A surgical webcast "allows us to demonstrate our expertise, both the physician expertise as well as the expertise of our facility," said Dave Brond, UMMC's vice president of marketing and planning. "It also wasn't a traditionally used part of our marketing toolbox. . . . This is a way of funneling more people into our Web site who are searching for health care information online."

Yes, the faculty, whose job also consists of training the surgeons of tomorrow. How many residents get "face time" with the webcasts? Organized medicine has spoken on this before:
The Society of Thoracic Surgeons issued guidelines in 1998 advising against live broadcasts of thoracic surgical procedures to the general public.

"The Society believes a possibility exists wherein participating surgeons might fail to follow proper medical procedures or might be distracted because of the media and, thereby, deprive the patient of the highest quality care," the guidelines say.
The patients watching the webcasts could get a biased view of surgery:
Hospitals often choose to broadcast minimally invasive procedures, Aitchison said, because these transmissions show off new technology while featuring procedures that reduce patient discomfort and recovery time
Not all procedures planned as minimally invasive end up that way. Even in the hands of experts sometimes you have to convert to an open operation.
Privacy may be affected. I'm sure the patient who is the star of the show signs all kinds of waivers before the procedure, but there are situations where sensitive medical information about others may be discussed (answering the pager for example) which may not be covered.

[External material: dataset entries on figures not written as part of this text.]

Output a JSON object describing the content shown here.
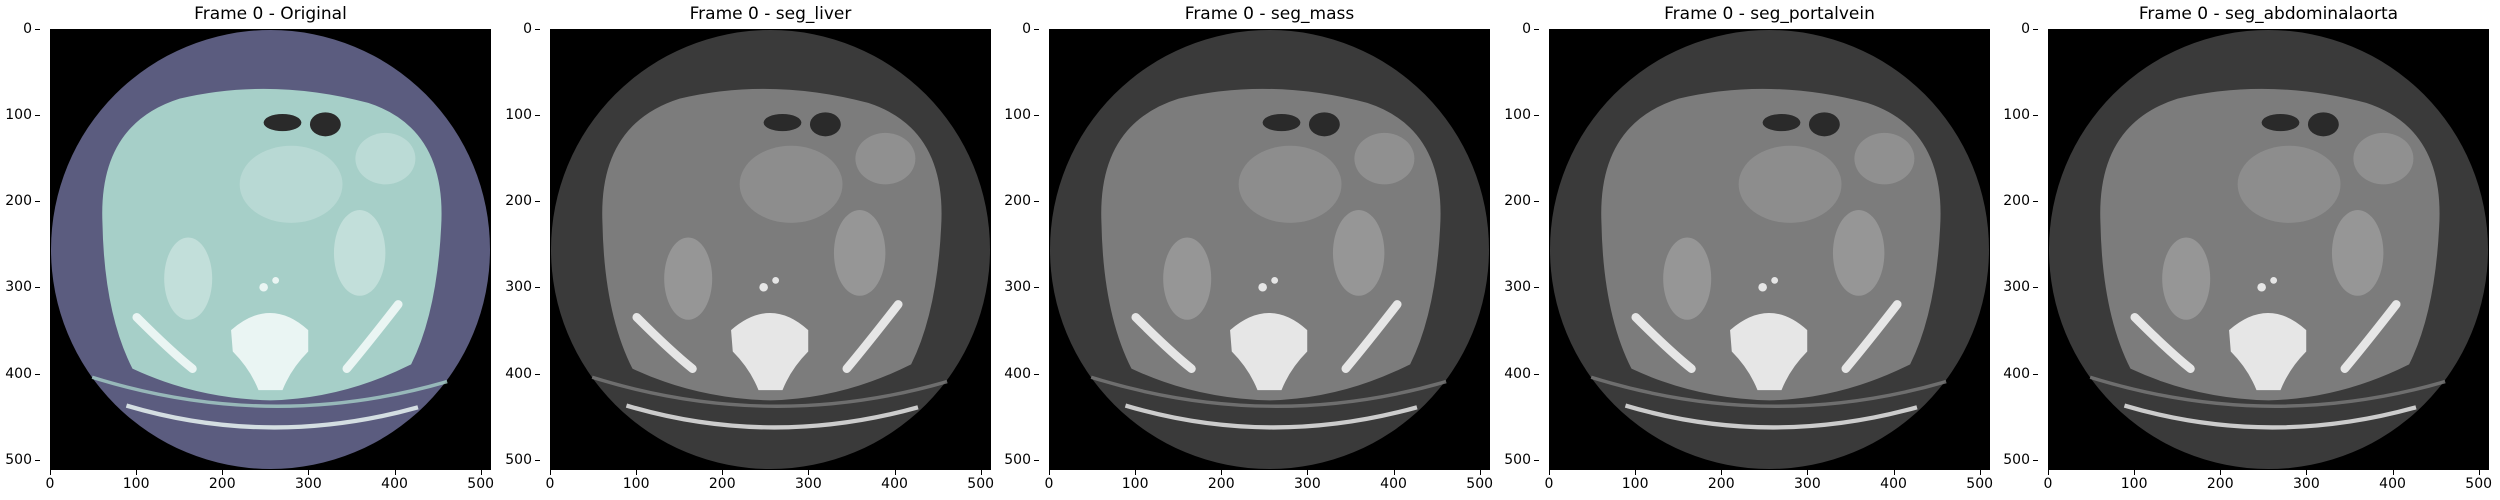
{
  "figure": {
    "ytick_labels": [
      "0",
      "100",
      "200",
      "300",
      "400",
      "500"
    ],
    "xtick_labels": [
      "0",
      "100",
      "200",
      "300",
      "400",
      "500"
    ],
    "panels": [
      {
        "title": "Frame 0 - Original",
        "colormap": "bone",
        "circle_color": "#5b5c7f",
        "body_color": "#a6cfc8",
        "organ_color": "#c5e0dc",
        "bone_color": "#eaf5f3"
      },
      {
        "title": "Frame 0 - seg_liver",
        "colormap": "gray",
        "circle_color": "#3a3a3a",
        "body_color": "#7c7c7c",
        "organ_color": "#999999",
        "bone_color": "#e6e6e6"
      },
      {
        "title": "Frame 0 - seg_mass",
        "colormap": "gray",
        "circle_color": "#3a3a3a",
        "body_color": "#7c7c7c",
        "organ_color": "#999999",
        "bone_color": "#e6e6e6"
      },
      {
        "title": "Frame 0 - seg_portalvein",
        "colormap": "gray",
        "circle_color": "#3a3a3a",
        "body_color": "#7c7c7c",
        "organ_color": "#999999",
        "bone_color": "#e6e6e6"
      },
      {
        "title": "Frame 0 - seg_abdominalaorta",
        "colormap": "gray",
        "circle_color": "#3a3a3a",
        "body_color": "#7c7c7c",
        "organ_color": "#999999",
        "bone_color": "#e6e6e6"
      }
    ]
  }
}
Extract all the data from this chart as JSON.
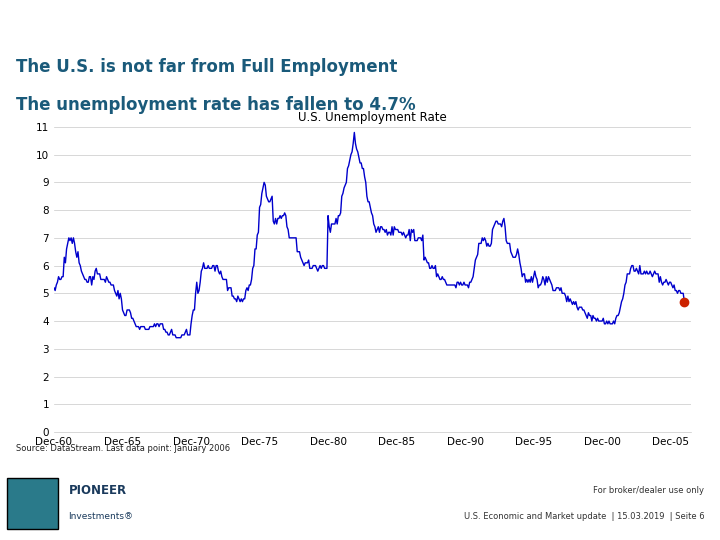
{
  "title_line1": "The U.S. is not far from Full Employment",
  "title_line2": "The unemployment rate has fallen to 4.7%",
  "title_color": "#1a5a7a",
  "header_bg": "#8fa8b8",
  "chart_title": "U.S. Unemployment Rate",
  "chart_title_fontsize": 8.5,
  "ylabel_min": 0,
  "ylabel_max": 11,
  "ylabel_ticks": [
    0,
    1,
    2,
    3,
    4,
    5,
    6,
    7,
    8,
    9,
    10,
    11
  ],
  "source_text": "Source: DataStream. Last data point: January 2006",
  "footer_text_right1": "For broker/dealer use only",
  "footer_text_right2": "U.S. Economic and Market update  | 15.03.2019  | Seite 6",
  "line_color": "#0000cc",
  "dot_color": "#cc2200",
  "footer_bg": "#c5d3dc",
  "bg_color": "#e8eef2",
  "x_tick_labels": [
    "Dec-60",
    "Dec-65",
    "Dec-70",
    "Dec-75",
    "Dec-80",
    "Dec-85",
    "Dec-90",
    "Dec-95",
    "Dec-00",
    "Dec-05"
  ],
  "x_tick_positions": [
    1960,
    1965,
    1970,
    1975,
    1980,
    1985,
    1990,
    1995,
    2000,
    2005
  ],
  "data": {
    "years": [
      1960.0,
      1960.083,
      1960.167,
      1960.25,
      1960.333,
      1960.417,
      1960.5,
      1960.583,
      1960.667,
      1960.75,
      1960.833,
      1960.917,
      1961.0,
      1961.083,
      1961.167,
      1961.25,
      1961.333,
      1961.417,
      1961.5,
      1961.583,
      1961.667,
      1961.75,
      1961.833,
      1961.917,
      1962.0,
      1962.083,
      1962.167,
      1962.25,
      1962.333,
      1962.417,
      1962.5,
      1962.583,
      1962.667,
      1962.75,
      1962.833,
      1962.917,
      1963.0,
      1963.083,
      1963.167,
      1963.25,
      1963.333,
      1963.417,
      1963.5,
      1963.583,
      1963.667,
      1963.75,
      1963.833,
      1963.917,
      1964.0,
      1964.083,
      1964.167,
      1964.25,
      1964.333,
      1964.417,
      1964.5,
      1964.583,
      1964.667,
      1964.75,
      1964.833,
      1964.917,
      1965.0,
      1965.083,
      1965.167,
      1965.25,
      1965.333,
      1965.417,
      1965.5,
      1965.583,
      1965.667,
      1965.75,
      1965.833,
      1965.917,
      1966.0,
      1966.083,
      1966.167,
      1966.25,
      1966.333,
      1966.417,
      1966.5,
      1966.583,
      1966.667,
      1966.75,
      1966.833,
      1966.917,
      1967.0,
      1967.083,
      1967.167,
      1967.25,
      1967.333,
      1967.417,
      1967.5,
      1967.583,
      1967.667,
      1967.75,
      1967.833,
      1967.917,
      1968.0,
      1968.083,
      1968.167,
      1968.25,
      1968.333,
      1968.417,
      1968.5,
      1968.583,
      1968.667,
      1968.75,
      1968.833,
      1968.917,
      1969.0,
      1969.083,
      1969.167,
      1969.25,
      1969.333,
      1969.417,
      1969.5,
      1969.583,
      1969.667,
      1969.75,
      1969.833,
      1969.917,
      1970.0,
      1970.083,
      1970.167,
      1970.25,
      1970.333,
      1970.417,
      1970.5,
      1970.583,
      1970.667,
      1970.75,
      1970.833,
      1970.917,
      1971.0,
      1971.083,
      1971.167,
      1971.25,
      1971.333,
      1971.417,
      1971.5,
      1971.583,
      1971.667,
      1971.75,
      1971.833,
      1971.917,
      1972.0,
      1972.083,
      1972.167,
      1972.25,
      1972.333,
      1972.417,
      1972.5,
      1972.583,
      1972.667,
      1972.75,
      1972.833,
      1972.917,
      1973.0,
      1973.083,
      1973.167,
      1973.25,
      1973.333,
      1973.417,
      1973.5,
      1973.583,
      1973.667,
      1973.75,
      1973.833,
      1973.917,
      1974.0,
      1974.083,
      1974.167,
      1974.25,
      1974.333,
      1974.417,
      1974.5,
      1974.583,
      1974.667,
      1974.75,
      1974.833,
      1974.917,
      1975.0,
      1975.083,
      1975.167,
      1975.25,
      1975.333,
      1975.417,
      1975.5,
      1975.583,
      1975.667,
      1975.75,
      1975.833,
      1975.917,
      1976.0,
      1976.083,
      1976.167,
      1976.25,
      1976.333,
      1976.417,
      1976.5,
      1976.583,
      1976.667,
      1976.75,
      1976.833,
      1976.917,
      1977.0,
      1977.083,
      1977.167,
      1977.25,
      1977.333,
      1977.417,
      1977.5,
      1977.583,
      1977.667,
      1977.75,
      1977.833,
      1977.917,
      1978.0,
      1978.083,
      1978.167,
      1978.25,
      1978.333,
      1978.417,
      1978.5,
      1978.583,
      1978.667,
      1978.75,
      1978.833,
      1978.917,
      1979.0,
      1979.083,
      1979.167,
      1979.25,
      1979.333,
      1979.417,
      1979.5,
      1979.583,
      1979.667,
      1979.75,
      1979.833,
      1979.917,
      1980.0,
      1980.083,
      1980.167,
      1980.25,
      1980.333,
      1980.417,
      1980.5,
      1980.583,
      1980.667,
      1980.75,
      1980.833,
      1980.917,
      1981.0,
      1981.083,
      1981.167,
      1981.25,
      1981.333,
      1981.417,
      1981.5,
      1981.583,
      1981.667,
      1981.75,
      1981.833,
      1981.917,
      1982.0,
      1982.083,
      1982.167,
      1982.25,
      1982.333,
      1982.417,
      1982.5,
      1982.583,
      1982.667,
      1982.75,
      1982.833,
      1982.917,
      1983.0,
      1983.083,
      1983.167,
      1983.25,
      1983.333,
      1983.417,
      1983.5,
      1983.583,
      1983.667,
      1983.75,
      1983.833,
      1983.917,
      1984.0,
      1984.083,
      1984.167,
      1984.25,
      1984.333,
      1984.417,
      1984.5,
      1984.583,
      1984.667,
      1984.75,
      1984.833,
      1984.917,
      1985.0,
      1985.083,
      1985.167,
      1985.25,
      1985.333,
      1985.417,
      1985.5,
      1985.583,
      1985.667,
      1985.75,
      1985.833,
      1985.917,
      1986.0,
      1986.083,
      1986.167,
      1986.25,
      1986.333,
      1986.417,
      1986.5,
      1986.583,
      1986.667,
      1986.75,
      1986.833,
      1986.917,
      1987.0,
      1987.083,
      1987.167,
      1987.25,
      1987.333,
      1987.417,
      1987.5,
      1987.583,
      1987.667,
      1987.75,
      1987.833,
      1987.917,
      1988.0,
      1988.083,
      1988.167,
      1988.25,
      1988.333,
      1988.417,
      1988.5,
      1988.583,
      1988.667,
      1988.75,
      1988.833,
      1988.917,
      1989.0,
      1989.083,
      1989.167,
      1989.25,
      1989.333,
      1989.417,
      1989.5,
      1989.583,
      1989.667,
      1989.75,
      1989.833,
      1989.917,
      1990.0,
      1990.083,
      1990.167,
      1990.25,
      1990.333,
      1990.417,
      1990.5,
      1990.583,
      1990.667,
      1990.75,
      1990.833,
      1990.917,
      1991.0,
      1991.083,
      1991.167,
      1991.25,
      1991.333,
      1991.417,
      1991.5,
      1991.583,
      1991.667,
      1991.75,
      1991.833,
      1991.917,
      1992.0,
      1992.083,
      1992.167,
      1992.25,
      1992.333,
      1992.417,
      1992.5,
      1992.583,
      1992.667,
      1992.75,
      1992.833,
      1992.917,
      1993.0,
      1993.083,
      1993.167,
      1993.25,
      1993.333,
      1993.417,
      1993.5,
      1993.583,
      1993.667,
      1993.75,
      1993.833,
      1993.917,
      1994.0,
      1994.083,
      1994.167,
      1994.25,
      1994.333,
      1994.417,
      1994.5,
      1994.583,
      1994.667,
      1994.75,
      1994.833,
      1994.917,
      1995.0,
      1995.083,
      1995.167,
      1995.25,
      1995.333,
      1995.417,
      1995.5,
      1995.583,
      1995.667,
      1995.75,
      1995.833,
      1995.917,
      1996.0,
      1996.083,
      1996.167,
      1996.25,
      1996.333,
      1996.417,
      1996.5,
      1996.583,
      1996.667,
      1996.75,
      1996.833,
      1996.917,
      1997.0,
      1997.083,
      1997.167,
      1997.25,
      1997.333,
      1997.417,
      1997.5,
      1997.583,
      1997.667,
      1997.75,
      1997.833,
      1997.917,
      1998.0,
      1998.083,
      1998.167,
      1998.25,
      1998.333,
      1998.417,
      1998.5,
      1998.583,
      1998.667,
      1998.75,
      1998.833,
      1998.917,
      1999.0,
      1999.083,
      1999.167,
      1999.25,
      1999.333,
      1999.417,
      1999.5,
      1999.583,
      1999.667,
      1999.75,
      1999.833,
      1999.917,
      2000.0,
      2000.083,
      2000.167,
      2000.25,
      2000.333,
      2000.417,
      2000.5,
      2000.583,
      2000.667,
      2000.75,
      2000.833,
      2000.917,
      2001.0,
      2001.083,
      2001.167,
      2001.25,
      2001.333,
      2001.417,
      2001.5,
      2001.583,
      2001.667,
      2001.75,
      2001.833,
      2001.917,
      2002.0,
      2002.083,
      2002.167,
      2002.25,
      2002.333,
      2002.417,
      2002.5,
      2002.583,
      2002.667,
      2002.75,
      2002.833,
      2002.917,
      2003.0,
      2003.083,
      2003.167,
      2003.25,
      2003.333,
      2003.417,
      2003.5,
      2003.583,
      2003.667,
      2003.75,
      2003.833,
      2003.917,
      2004.0,
      2004.083,
      2004.167,
      2004.25,
      2004.333,
      2004.417,
      2004.5,
      2004.583,
      2004.667,
      2004.75,
      2004.833,
      2004.917,
      2005.0,
      2005.083,
      2005.167,
      2005.25,
      2005.333,
      2005.417,
      2005.5,
      2005.583,
      2005.667,
      2005.75,
      2005.833,
      2005.917,
      2006.0
    ],
    "unemployment": [
      5.2,
      5.1,
      5.3,
      5.4,
      5.6,
      5.5,
      5.5,
      5.6,
      5.6,
      6.3,
      6.1,
      6.6,
      6.8,
      7.0,
      6.9,
      7.0,
      6.8,
      7.0,
      6.8,
      6.5,
      6.3,
      6.5,
      6.1,
      6.0,
      5.8,
      5.7,
      5.6,
      5.5,
      5.5,
      5.4,
      5.4,
      5.6,
      5.6,
      5.3,
      5.6,
      5.5,
      5.8,
      5.9,
      5.7,
      5.7,
      5.7,
      5.5,
      5.5,
      5.5,
      5.5,
      5.4,
      5.6,
      5.5,
      5.4,
      5.4,
      5.3,
      5.3,
      5.3,
      5.1,
      5.0,
      4.9,
      5.1,
      4.8,
      5.0,
      4.8,
      4.4,
      4.3,
      4.2,
      4.2,
      4.4,
      4.4,
      4.4,
      4.3,
      4.1,
      4.1,
      4.0,
      3.9,
      3.8,
      3.8,
      3.8,
      3.7,
      3.8,
      3.8,
      3.8,
      3.8,
      3.7,
      3.7,
      3.7,
      3.7,
      3.8,
      3.8,
      3.8,
      3.8,
      3.9,
      3.8,
      3.9,
      3.9,
      3.8,
      3.9,
      3.9,
      3.9,
      3.7,
      3.7,
      3.6,
      3.6,
      3.5,
      3.5,
      3.6,
      3.7,
      3.5,
      3.5,
      3.5,
      3.4,
      3.4,
      3.4,
      3.4,
      3.4,
      3.5,
      3.5,
      3.5,
      3.6,
      3.7,
      3.5,
      3.5,
      3.5,
      3.9,
      4.2,
      4.4,
      4.4,
      5.0,
      5.4,
      5.0,
      5.1,
      5.4,
      5.8,
      5.9,
      6.1,
      5.9,
      5.9,
      5.9,
      6.0,
      5.9,
      5.9,
      5.9,
      6.0,
      6.0,
      5.8,
      6.0,
      6.0,
      5.8,
      5.7,
      5.8,
      5.6,
      5.5,
      5.5,
      5.5,
      5.5,
      5.1,
      5.2,
      5.2,
      5.2,
      4.9,
      4.9,
      4.8,
      4.8,
      4.7,
      4.9,
      4.8,
      4.7,
      4.8,
      4.7,
      4.8,
      4.8,
      5.1,
      5.2,
      5.1,
      5.3,
      5.3,
      5.5,
      5.9,
      6.0,
      6.6,
      6.6,
      7.1,
      7.2,
      8.1,
      8.2,
      8.6,
      8.8,
      9.0,
      8.9,
      8.5,
      8.4,
      8.3,
      8.3,
      8.4,
      8.5,
      7.6,
      7.5,
      7.7,
      7.5,
      7.7,
      7.7,
      7.8,
      7.7,
      7.8,
      7.8,
      7.9,
      7.8,
      7.4,
      7.3,
      7.0,
      7.0,
      7.0,
      7.0,
      7.0,
      7.0,
      7.0,
      6.5,
      6.5,
      6.5,
      6.3,
      6.2,
      6.1,
      6.0,
      6.1,
      6.1,
      6.1,
      6.2,
      5.9,
      5.9,
      5.9,
      6.0,
      6.0,
      6.0,
      5.9,
      5.8,
      5.9,
      6.0,
      5.9,
      6.0,
      6.0,
      5.9,
      5.9,
      5.9,
      7.8,
      7.4,
      7.2,
      7.5,
      7.5,
      7.5,
      7.5,
      7.7,
      7.5,
      7.8,
      7.8,
      7.9,
      8.5,
      8.6,
      8.8,
      8.9,
      9.0,
      9.5,
      9.6,
      9.8,
      10.0,
      10.1,
      10.4,
      10.8,
      10.4,
      10.2,
      10.1,
      9.9,
      9.7,
      9.7,
      9.5,
      9.5,
      9.2,
      9.0,
      8.5,
      8.3,
      8.3,
      8.1,
      7.9,
      7.8,
      7.5,
      7.4,
      7.2,
      7.3,
      7.4,
      7.2,
      7.4,
      7.4,
      7.3,
      7.3,
      7.2,
      7.3,
      7.1,
      7.2,
      7.2,
      7.1,
      7.4,
      7.1,
      7.4,
      7.3,
      7.3,
      7.3,
      7.2,
      7.2,
      7.2,
      7.1,
      7.2,
      7.1,
      7.0,
      7.1,
      7.1,
      7.3,
      6.9,
      7.3,
      7.2,
      7.3,
      6.9,
      6.9,
      6.9,
      7.0,
      7.0,
      7.0,
      6.9,
      7.1,
      6.2,
      6.3,
      6.2,
      6.1,
      6.1,
      5.9,
      5.9,
      6.0,
      5.9,
      5.9,
      6.0,
      5.6,
      5.7,
      5.6,
      5.5,
      5.5,
      5.6,
      5.5,
      5.5,
      5.4,
      5.3,
      5.3,
      5.3,
      5.3,
      5.3,
      5.3,
      5.3,
      5.3,
      5.2,
      5.4,
      5.4,
      5.3,
      5.4,
      5.3,
      5.3,
      5.4,
      5.3,
      5.3,
      5.3,
      5.2,
      5.4,
      5.4,
      5.5,
      5.6,
      5.9,
      6.2,
      6.3,
      6.4,
      6.8,
      6.8,
      6.8,
      7.0,
      6.9,
      7.0,
      6.9,
      6.7,
      6.8,
      6.7,
      6.7,
      6.8,
      7.3,
      7.4,
      7.5,
      7.6,
      7.6,
      7.5,
      7.5,
      7.5,
      7.4,
      7.6,
      7.7,
      7.4,
      6.9,
      6.8,
      6.8,
      6.8,
      6.5,
      6.4,
      6.3,
      6.3,
      6.3,
      6.4,
      6.6,
      6.4,
      6.1,
      5.9,
      5.6,
      5.7,
      5.7,
      5.4,
      5.5,
      5.4,
      5.5,
      5.4,
      5.6,
      5.4,
      5.6,
      5.8,
      5.6,
      5.5,
      5.2,
      5.3,
      5.3,
      5.4,
      5.6,
      5.5,
      5.3,
      5.6,
      5.4,
      5.6,
      5.5,
      5.4,
      5.3,
      5.1,
      5.1,
      5.1,
      5.2,
      5.2,
      5.2,
      5.1,
      5.2,
      5.0,
      5.0,
      5.0,
      4.9,
      4.7,
      4.9,
      4.7,
      4.8,
      4.7,
      4.6,
      4.7,
      4.6,
      4.7,
      4.5,
      4.4,
      4.5,
      4.5,
      4.5,
      4.4,
      4.4,
      4.3,
      4.2,
      4.1,
      4.3,
      4.2,
      4.2,
      4.0,
      4.2,
      4.1,
      4.1,
      4.0,
      4.1,
      4.0,
      4.0,
      4.0,
      4.0,
      4.1,
      3.9,
      3.9,
      4.0,
      3.9,
      4.0,
      3.9,
      3.9,
      3.9,
      4.0,
      3.9,
      4.1,
      4.2,
      4.2,
      4.3,
      4.5,
      4.7,
      4.8,
      5.0,
      5.3,
      5.4,
      5.7,
      5.7,
      5.7,
      5.9,
      6.0,
      6.0,
      5.8,
      5.8,
      5.9,
      5.8,
      5.7,
      6.0,
      5.7,
      5.7,
      5.7,
      5.8,
      5.7,
      5.8,
      5.7,
      5.7,
      5.8,
      5.7,
      5.6,
      5.7,
      5.8,
      5.7,
      5.7,
      5.7,
      5.4,
      5.6,
      5.4,
      5.3,
      5.4,
      5.4,
      5.5,
      5.4,
      5.3,
      5.4,
      5.4,
      5.3,
      5.2,
      5.3,
      5.1,
      5.1,
      5.0,
      5.1,
      5.1,
      5.0,
      5.0,
      5.0,
      4.7
    ]
  }
}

Such broadcasts, live or otherwise, have been used in surgical education for years. Walk through the display floor at an ACS meeting and Ethicon, U.S. Surgical, and many others will have scheduled "live procedure broadcasts" as they try to get you to buy their stuff. The ACS itself was video clinics where surgeons submit material for review and broadcast (I have "starred" in one of those). But the target audience for those are aware of the god, bad, and ugly of surgical procedures. The general public may not be as "nuanced". Their expectations may be raised, possibly to an unreasonable level, by this sort of thing.